Mornings can be rough. Between getting kids off to school, trying to get your morning routine done, and finding time for breakfast, it’s no wonder you’re feeling frazzled. These banana pancake muffins are the perfect solution! Not only do they come together in less than 30 minutes, but they also freeze well so you can make them ahead of time and store them until needed. With a few ingredients and a little bit of prep work, these muffins will keep your mornings running like clockwork!

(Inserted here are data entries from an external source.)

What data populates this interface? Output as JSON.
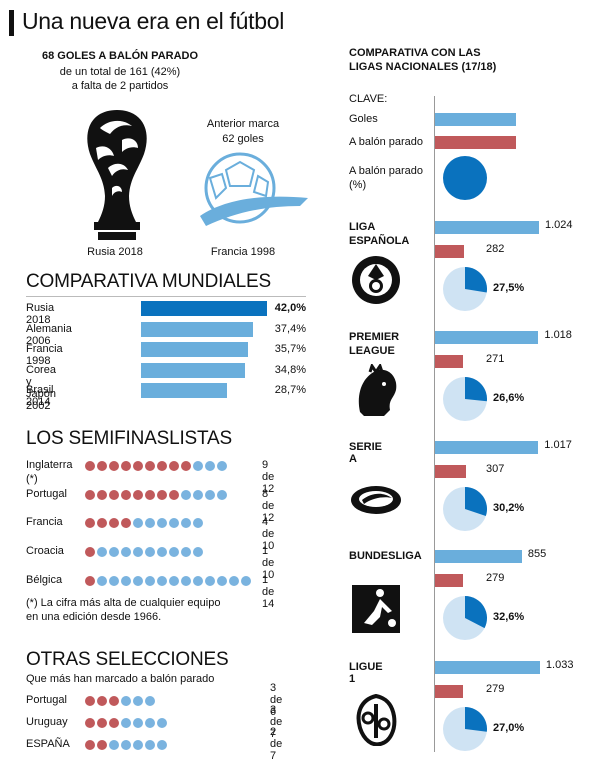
{
  "header": {
    "title": "Una nueva era en el fútbol"
  },
  "intro": {
    "headline": "68 GOLES A BALÓN PARADO",
    "line2": "de un total de 161 (42%)",
    "line3": "a falta de 2 partidos",
    "prev_line1": "Anterior marca",
    "prev_line2": "62 goles",
    "label_left": "Rusia 2018",
    "label_right": "Francia 1998"
  },
  "mundiales": {
    "title": "COMPARATIVA MUNDIALES",
    "rows": [
      {
        "name": "Rusia 2018",
        "pct": 42.0,
        "label": "42,0%",
        "highlight": true
      },
      {
        "name": "Alemania 2006",
        "pct": 37.4,
        "label": "37,4%",
        "highlight": false
      },
      {
        "name": "Francia 1998",
        "pct": 35.7,
        "label": "35,7%",
        "highlight": false
      },
      {
        "name": "Corea y Japón 2002",
        "pct": 34.8,
        "label": "34,8%",
        "highlight": false
      },
      {
        "name": "Brasil 2014",
        "pct": 28.7,
        "label": "28,7%",
        "highlight": false
      }
    ]
  },
  "semis": {
    "title": "LOS SEMIFINASLISTAS",
    "rows": [
      {
        "name": "Inglaterra",
        "note": "(*)",
        "made": 9,
        "total": 12,
        "label": "9 de 12"
      },
      {
        "name": "Portugal",
        "note": "",
        "made": 8,
        "total": 12,
        "label": "8 de 12"
      },
      {
        "name": "Francia",
        "note": "",
        "made": 4,
        "total": 10,
        "label": "4 de 10"
      },
      {
        "name": "Croacia",
        "note": "",
        "made": 1,
        "total": 10,
        "label": "1 de 10"
      },
      {
        "name": "Bélgica",
        "note": "",
        "made": 1,
        "total": 14,
        "label": "1 de 14"
      }
    ],
    "footnote1": "(*) La cifra más alta de cualquier equipo",
    "footnote2": "en una edición desde 1966."
  },
  "otras": {
    "title": "OTRAS SELECCIONES",
    "subtitle": "Que más han marcado a balón parado",
    "rows": [
      {
        "name": "Portugal",
        "made": 3,
        "total": 6,
        "label": "3 de 6"
      },
      {
        "name": "Uruguay",
        "made": 3,
        "total": 7,
        "label": "3 de 7"
      },
      {
        "name": "ESPAÑA",
        "made": 2,
        "total": 7,
        "label": "2 de 7"
      }
    ]
  },
  "ligas": {
    "title1": "COMPARATIVA CON LAS",
    "title2": "LIGAS NACIONALES (17/18)",
    "key": {
      "title": "CLAVE:",
      "goles": "Goles",
      "balon": "A balón parado",
      "pct1": "A balón parado",
      "pct2": "(%)"
    },
    "rows": [
      {
        "name1": "LIGA",
        "name2": "ESPAÑOLA",
        "goles": 1024,
        "goles_label": "1.024",
        "balon": 282,
        "balon_label": "282",
        "pct": 27.5,
        "pct_label": "27,5%",
        "logo": "laliga-logo-icon"
      },
      {
        "name1": "PREMIER",
        "name2": "LEAGUE",
        "goles": 1018,
        "goles_label": "1.018",
        "balon": 271,
        "balon_label": "271",
        "pct": 26.6,
        "pct_label": "26,6%",
        "logo": "premier-lion-icon"
      },
      {
        "name1": "SERIE A",
        "name2": "",
        "goles": 1017,
        "goles_label": "1.017",
        "balon": 307,
        "balon_label": "307",
        "pct": 30.2,
        "pct_label": "30,2%",
        "logo": "serie-a-logo-icon"
      },
      {
        "name1": "BUNDESLIGA",
        "name2": "",
        "goles": 855,
        "goles_label": "855",
        "balon": 279,
        "balon_label": "279",
        "pct": 32.6,
        "pct_label": "32,6%",
        "logo": "bundesliga-logo-icon"
      },
      {
        "name1": "LIGUE 1",
        "name2": "",
        "goles": 1033,
        "goles_label": "1.033",
        "balon": 279,
        "balon_label": "279",
        "pct": 27.0,
        "pct_label": "27,0%",
        "logo": "ligue1-logo-icon"
      }
    ]
  },
  "colors": {
    "blue": "#6aaedc",
    "dark_blue": "#0a72be",
    "red": "#c0595b",
    "pie_light": "#cfe3f3"
  },
  "chart_data": [
    {
      "type": "bar",
      "categories": [
        "Rusia 2018",
        "Alemania 2006",
        "Francia 1998",
        "Corea y Japón 2002",
        "Brasil 2014"
      ],
      "values": [
        42.0,
        37.4,
        35.7,
        34.8,
        28.7
      ],
      "title": "COMPARATIVA MUNDIALES"
    },
    {
      "type": "bar",
      "categories": [
        "LIGA ESPAÑOLA",
        "PREMIER LEAGUE",
        "SERIE A",
        "BUNDESLIGA",
        "LIGUE 1"
      ],
      "series": [
        {
          "name": "Goles",
          "values": [
            1024,
            1018,
            1017,
            855,
            1033
          ]
        },
        {
          "name": "A balón parado",
          "values": [
            282,
            271,
            307,
            279,
            279
          ]
        }
      ],
      "title": "COMPARATIVA CON LAS LIGAS NACIONALES (17/18)"
    },
    {
      "type": "pie",
      "categories": [
        "LIGA ESPAÑOLA",
        "PREMIER LEAGUE",
        "SERIE A",
        "BUNDESLIGA",
        "LIGUE 1"
      ],
      "values": [
        27.5,
        26.6,
        30.2,
        32.6,
        27.0
      ]
    }
  ]
}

prep: 5 mins cook: 15 mins total: 20 mins Servings: 4 Yield: 1 dozen


1 banana, diced

1 cup brown sugar

½ cup shortening

1 ¼ cups soy milk

3 cups all-purpose flour

1 ½ teaspoons baking powder

1 egg

½ teaspoon baking soda


Preheat oven to 350 degrees F (175 degrees C). Grease 12 muffin cups or line with paper muffin liners.

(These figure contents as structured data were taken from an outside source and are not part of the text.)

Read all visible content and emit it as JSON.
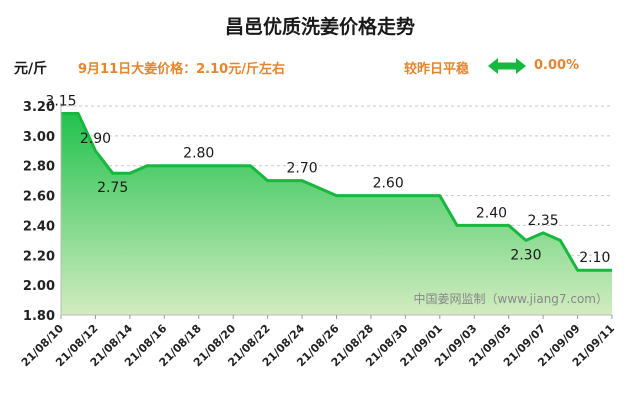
{
  "header": {
    "title": "昌邑优质洗姜价格走势",
    "unit": "元/斤",
    "price_note": "9月11日大姜价格：2.10元/斤左右",
    "trend_label": "较昨日平稳",
    "trend_icon": "double-arrow-icon",
    "trend_value": "0.00%"
  },
  "colors": {
    "accent": "#e8842a",
    "line": "#17b83e",
    "fill_top": "#22c24e",
    "fill_bottom": "#d2ecc0"
  },
  "watermark": "中国姜网监制（www.jiang7.com）",
  "chart_data": {
    "type": "area",
    "title": "昌邑优质洗姜价格走势",
    "xlabel": "",
    "ylabel": "元/斤",
    "ylim": [
      1.8,
      3.2
    ],
    "y_ticks": [
      "1.80",
      "2.00",
      "2.20",
      "2.40",
      "2.60",
      "2.80",
      "3.00",
      "3.20"
    ],
    "x_ticks": [
      "21/08/10",
      "21/08/12",
      "21/08/14",
      "21/08/16",
      "21/08/18",
      "21/08/20",
      "21/08/22",
      "21/08/24",
      "21/08/26",
      "21/08/28",
      "21/08/30",
      "21/09/01",
      "21/09/03",
      "21/09/05",
      "21/09/07",
      "21/09/09",
      "21/09/11"
    ],
    "grid": true,
    "x": [
      "08/10",
      "08/11",
      "08/12",
      "08/13",
      "08/14",
      "08/15",
      "08/16",
      "08/17",
      "08/18",
      "08/19",
      "08/20",
      "08/21",
      "08/22",
      "08/23",
      "08/24",
      "08/25",
      "08/26",
      "08/27",
      "08/28",
      "08/29",
      "08/30",
      "08/31",
      "09/01",
      "09/02",
      "09/03",
      "09/04",
      "09/05",
      "09/06",
      "09/07",
      "09/08",
      "09/09",
      "09/10",
      "09/11"
    ],
    "values": [
      3.15,
      3.15,
      2.9,
      2.75,
      2.75,
      2.8,
      2.8,
      2.8,
      2.8,
      2.8,
      2.8,
      2.8,
      2.7,
      2.7,
      2.7,
      2.65,
      2.6,
      2.6,
      2.6,
      2.6,
      2.6,
      2.6,
      2.6,
      2.4,
      2.4,
      2.4,
      2.4,
      2.3,
      2.35,
      2.3,
      2.1,
      2.1,
      2.1
    ],
    "data_labels": [
      {
        "i": 0,
        "text": "3.15"
      },
      {
        "i": 2,
        "text": "2.90"
      },
      {
        "i": 3,
        "text": "2.75"
      },
      {
        "i": 8,
        "text": "2.80"
      },
      {
        "i": 14,
        "text": "2.70"
      },
      {
        "i": 19,
        "text": "2.60"
      },
      {
        "i": 25,
        "text": "2.40"
      },
      {
        "i": 27,
        "text": "2.30"
      },
      {
        "i": 28,
        "text": "2.35"
      },
      {
        "i": 31,
        "text": "2.10"
      }
    ]
  }
}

In a large bowl, cream together shortening and sugar. Beat in egg. Blend until banana is completely mixed in, then add flour, baking powder and baking soda. Mix batter with spoon. Stir in soy milk, then spoon into muffin pan. Spoon batter into prepared muffin cups.

Bake in preheated oven for 15 to 20 minutes, until a toothpick inserted into center of muffin comes out clean.

Nutrition Facts:

Per Serving: 791 calories; protein 14.1g; carbohydrates 119.1g; fat 29.2g; cholesterol 46.5mg; sodium 360.7mg.